Since the end of the War in 1953, the Korean peninsula is divided by a frozen conflict that still awaits a definitive settlement. The recent developments as the signs of detente between North and South Korea or the meeting between the former’s leader Kim Jong-un and US President Donald Trump leave some hope of a peaceful resolution of the Korean issue. But will it actually be the case?
The historical background
After having been under Japanese domination for nearly four decades, in 1945 Korea was divided in two occupation zones separated by the 38th parallel: the Soviet one to the north, and the US-led Allied one in the south. While the original plan was to ultimately restore an independent and unified Korean state, in practice things unfolded differently. As the Cold War emerged, the disagreements between Moscow and Washington led to the establishment of two different states: a pro-communist one ruled by Kim Il-sung in the north, with Pyongyang as capital, and an authoritarian but pro-American one in the south, whose government was based in Seoul. The former took the name of Democratic People’s Republic of Korea, or DPRK, while the latter became known as the Republic of Korea, shortened in RoK. The efforts to reach a common agreement over the reunification of the Peninsula were all unproductive, and the situation stalled until 1950 when North Korea invaded the South.
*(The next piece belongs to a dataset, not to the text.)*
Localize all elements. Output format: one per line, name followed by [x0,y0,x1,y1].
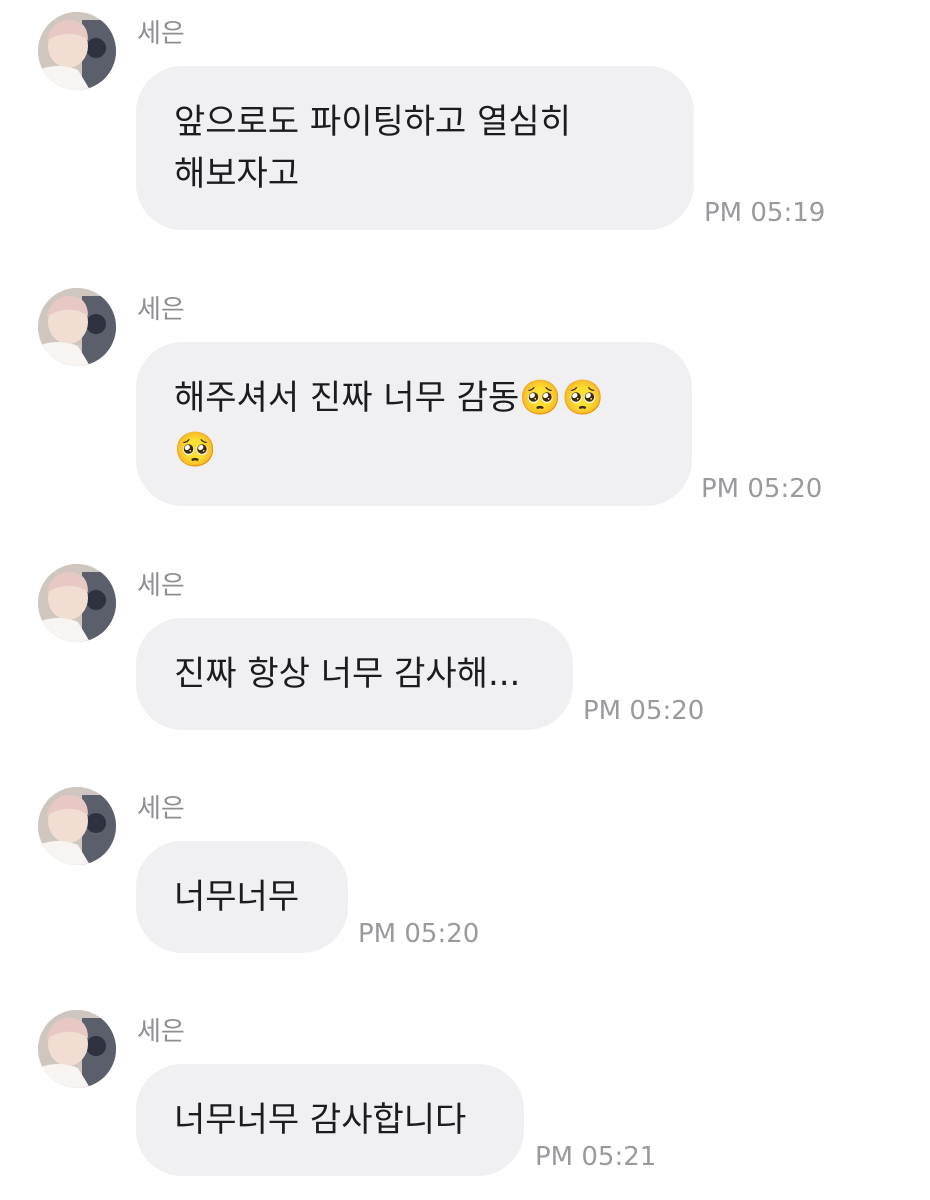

Exploiting the surprise effect, its troops captured Seoul and almost managed to occupy the whole Peninsula. The international coalition created to defend the South, patronised by the United Nations and headed by the US, struggled to stop the advancing enemy. But then, the US organized a counter offensive. With a bold amphibious landing at Inchon, they cut the supply lines of the North’s armies and pushed them back to the initial positions. Acting beyond the UN directive, the allied forces proceeded further north, taking Pyongyang and almost reaching the Yalu river, Korea’s border with China. Feeling threatened, the PRC intervened in support of its North Korean ally in December 1950. The coalition was expelled from the North’s territory, and the communist troops conquered Seoul a second time. But once again, the US and its allies counterattacked and retook the city in March 1951. the situation stabilized along the 38th parallel, and no notable changes occurred until the signature of an armistice in 1953. While this practically put an end to the conflict, a true peace treaty was never signed, and as such the Korean War is officially still unresolved.
Since then, the situation has stalled. The South maintained an authoritarian regime for several decades, before becoming a democracy in 1987 and beginning a period of rapid economic growth that turned it in one of the world’s most dynamic economies. The North, under the leadership of the Kim family, has remained a ruthless, isolationist, heavily-militarized and economically fragile dictatorship centred upon the Juche ideology; a peculiar combination of communism, nationalism, Korean tradition and cult for the ruler.